Healthcare Industry News: STENTYS
News Release - September 24, 2007
First-in-Man Milestone Reported for the Stentys Bifurcated Drug-Eluting Stent
"The STENTYS platform offers great promise in treating blocked coronary artery bifurcations as simply and effectively as a conventional stenting procedure."Eberhard Grube, M.D., HELIOS Klinikum Siegburg, Germany
PARIS--(HSMN NewsFeed)--STENTYS (http://www.STENTYS.com) announced today that its bifurcated stent was successfully implanted yesterday into a 56-year-old male patient at the HELIOS Klinikum Siegburg in Siegburg, Germany. STENTYS has developed the world's first next-generation dedicated drug-eluting stent for treatment of blocked coronary artery bifurcations so that hundreds of thousands of patients might avoid open-chest surgery. This first-in-man medical milestone took routine interventional time to complete; the patient was released from the ICU within hours of the implantation of the STENTYS bifurcated stent and was discharged from the hospital shortly after the procedure.

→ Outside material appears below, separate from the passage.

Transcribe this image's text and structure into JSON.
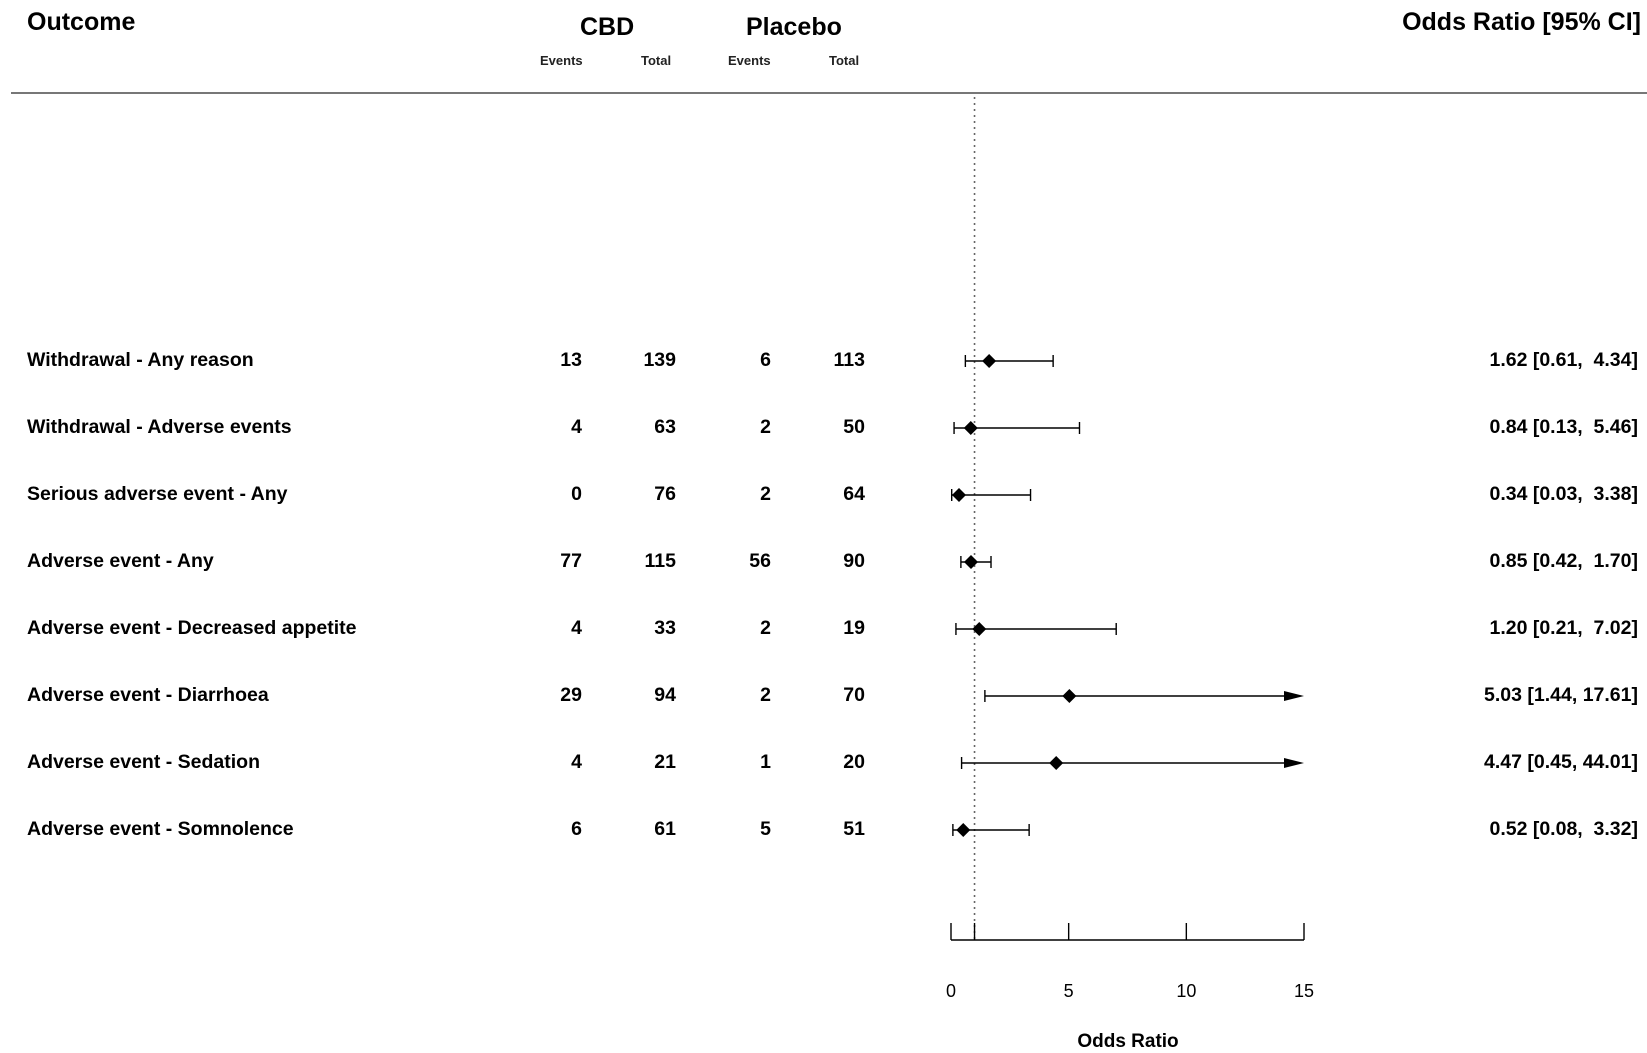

"This clinical achievement corroborates our own certainty that the STENTYS bifurcated stent will offer cardiologists the next generation of dedicated bifurcated-stenting procedures," said STENTYS' CEO and co-founder, Gonzague Issenmann.
"The STENTYS platform offers great promise in treating blocked coronary artery bifurcations as simply and effectively as a conventional stenting procedure," said Eberhard Grube, M.D., Chief of Cardiology and Angiology at HELIOS Klinikum Siegburg and a consulting professor of medicine at Stanford University.
Coronary artery disease is caused by fatty lesions that narrow the coronary artery's inside diameter (stenosis), consequently reducing the blood flow and depriving the heart muscle of oxygen. The dramatic consequence of this blockage is an often-lethal myocardial infarction (heart attack). Bifurcation is the area where one main vessel branches out into two smaller vessels, one being the continuation of the main vessel, and the other often referred to as the side branch. Narrowings at a bifurcation site are quite common. Indeed, 18 percent of percutaneous coronary interventions involve a bifurcation stenosis. Of those, restenosis (re-occurrence of the blockage) occurs in 20-25 percent of bifurcations treated with drug-eluting stents (DES).
The patent-pending innovation of STENTYS' bifurcated stent is that the stent-opening for the side branch can be created anywhere in the stent after it is implanted in the vessel. In short, the procedure's success is independent from accurate positioning. The STENTYS procedure is performed in three simple steps: (1) STENTYS is implanted in the main vessel with an approximate positioning, like a standard stent; (2) the cardiologist chooses the optimal location for the side branch opening by inserting a balloon through the stent mesh, which is a cath lab-standard procedure; and, (3) the balloon inflation disconnects the mesh and creates the opening--STENTYS' self-expanding property allows the in situ modeling of the stent to fit the patient's unique arterial anatomy.
Based in Paris, STENTYS intends to make treatment of blocked coronary artery bifurcations as simple and effective as a conventional stenting procedure.